Um dia a secretária de G comunica a J que deve ir almoçar com G. J tem uma crise de ânsia, mas lá se acalma e de cabeça erguida prepara-se para mais uma sessão de bastonadas. O almoço decorre de maneira muito tranquila, G quer só saber como procede o programa de outplacement. E em conversa J acaba por contar-lhe que tem tido crises de ânsia desde que V lhe comunicou que em Julho seria despedido. G ficou boquiaberto. Outplacement sim, separação voluntária sim, mas despedimento não. Era uma novidade para ele. Como novidade? Perguntou J de rajada. Então o Productivity Gain? As cabeças a cortar? (a propósito quantas são?)  O quadro legal que permete à empresa despedir sem justa causa? Não sei de nada, reafirma G, e promete informar-se.
Passa um dia. Ontem V convocou J para uma reunião privada - só 5 minutos promete quando vê J indeciso. Tinha falado com G. Percebeste mal, disse V com os olhos no chão. Eu nunca disse que serias despedido depois de Julho. Aliás, não serás absolutamente despedido. A cenoura de separação voluntária mantém-se só até Junho, isso sim, mas se não aceitares ninguém te faz nada. J fica abismado com o caronha sem princípios. Ainda por cima passa por aquele que percebeu mal...  
Quem faz mobbing não é uma pessoa de princípios. Quem é capaz de deliberadamente exercer esse tipo de violência psicológica sem se preocupar minimamente com as consequência de saúde, equilíbrio, dignidade dos outros é um ser humano inferior.
Abreijos

1 comentário:

  1. É evidente que V procedeu mal. Demonstrou acima de tudo que tem uma personalidade pouco confiável; primeiro, pela utilização de um processo cínico para afastar J de forma pouco ortodoxa; segundo, porque meteu o rabo entre as pernas perante G, não explicando as eventuais razões que o levaram a proceder dessa forma; por último, porque assumiu perante J a posição dúbia de ter sido mal interpretado.

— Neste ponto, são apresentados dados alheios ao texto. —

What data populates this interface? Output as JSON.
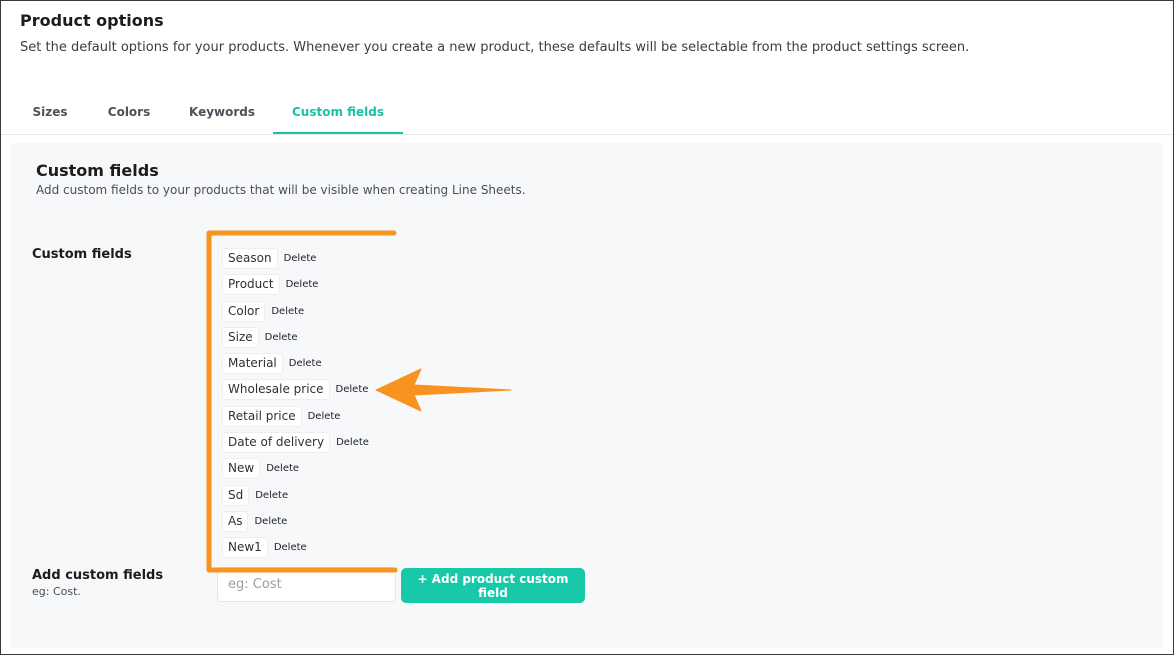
{
  "header": {
    "title": "Product options",
    "subtitle": "Set the default options for your products. Whenever you create a new product, these defaults will be selectable from the product settings screen."
  },
  "tabs": [
    {
      "label": "Sizes",
      "active": false
    },
    {
      "label": "Colors",
      "active": false
    },
    {
      "label": "Keywords",
      "active": false
    },
    {
      "label": "Custom fields",
      "active": true
    }
  ],
  "panel": {
    "title": "Custom fields",
    "subtitle": "Add custom fields to your products that will be visible when creating Line Sheets.",
    "fields_label": "Custom fields",
    "delete_label": "Delete",
    "fields": [
      "Season",
      "Product",
      "Color",
      "Size",
      "Material",
      "Wholesale price",
      "Retail price",
      "Date of delivery",
      "New",
      "Sd",
      "As",
      "New1"
    ],
    "add": {
      "label": "Add custom fields",
      "hint": "eg: Cost.",
      "placeholder": "eg: Cost",
      "button_label": "+ Add product custom field"
    }
  },
  "colors": {
    "accent": "#17c3a5",
    "annotation": "#f7931e"
  }
}
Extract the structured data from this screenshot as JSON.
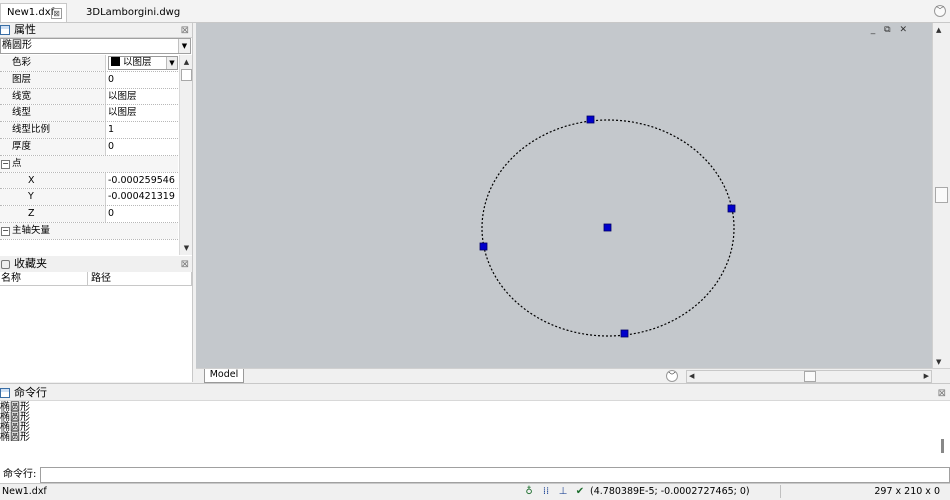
{
  "tabs": {
    "active": {
      "label": "New1.dxf",
      "close": "⊠"
    },
    "second": {
      "label": "3DLamborgini.dwg"
    },
    "menu": "﹀"
  },
  "properties": {
    "title": "属性",
    "close": "⊠",
    "entity_type": "椭圆形",
    "rows": [
      {
        "name": "色彩",
        "value": "以图层",
        "kind": "color",
        "swatch": "#000000"
      },
      {
        "name": "图层",
        "value": "0"
      },
      {
        "name": "线宽",
        "value": "以图层"
      },
      {
        "name": "线型",
        "value": "以图层"
      },
      {
        "name": "线型比例",
        "value": "1"
      },
      {
        "name": "厚度",
        "value": "0"
      },
      {
        "name": "点",
        "kind": "category"
      },
      {
        "name": "X",
        "value": "-0.000259546",
        "kind": "sub"
      },
      {
        "name": "Y",
        "value": "-0.000421319",
        "kind": "sub"
      },
      {
        "name": "Z",
        "value": "0",
        "kind": "sub"
      },
      {
        "name": "主轴矢量",
        "kind": "category"
      }
    ],
    "collapse_glyph": "−"
  },
  "favorites": {
    "title": "收藏夹",
    "close": "⊠",
    "columns": [
      "名称",
      "路径"
    ]
  },
  "viewport": {
    "background": "#c4c8cc",
    "window_controls": "_ ⧉ ✕",
    "model_tab": "Model",
    "nav_glyph": "﹀",
    "ellipse": {
      "stroke": "#000000",
      "grip_color": "#0000cc",
      "grip_border": "#000066"
    }
  },
  "command": {
    "title": "命令行",
    "close": "⊠",
    "history": [
      "椭圆形",
      "椭圆形",
      "椭圆形",
      "椭圆形"
    ],
    "prompt_label": "命令行:",
    "input_value": ""
  },
  "status": {
    "file": "New1.dxf",
    "coords": "(4.780389E-5; -0.0002727465; 0)",
    "paper": "297 x 210 x 0"
  }
}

    Com tudo isto, penso que J ficou numa posição relativamente confortável, ou, no mínimo, menos desconfortável.Por um lado, ficou consciente de que venceu uma pequena batalha ao rechaçar um ataque ardiloso e que, se não encontrar outro local de trabalho que lhe interesse, não será por isso que será despedido de P. Por outro lado, porem, não quer dizer que tenha ganho a guerra. Se o "inimigo" atacou uma vez, certamente atacará novamente e porventura com alguma arma mais eficaz. J terá que estar preparado para cortar as vazas dos eventuais trunfos que V possa utilizar. Ou seja, J terá que munir-se de trunfos mais altos, mostrando que o abalo psicológico já lá vai - nem que tal ainda não seja completamente verdade - e, principalmente, que está pronto a demonstrar que o seu trabalho tem qualidade desde que não lhe dêem tarefas frustantes e vazias de conteúdo válido. E depois,demonstrar mesmo!! Porque, convem não esquecer, teve uma amiga que meteu o ombro a seu favor e não pode ficar mal perante G. Se J é uma pessoa de superior inteligência, como eu tenho a certeza que é, vai com certeza saber levantar a cabeça e mostrar o que vale, mantendo uma correcta relação institucional com V, no sentido de lhe demonstrar que estava errado ao proceder da forma como procedeu. É dessa maneira que, logo à partida, lhe poderá sonegar novos trunfos.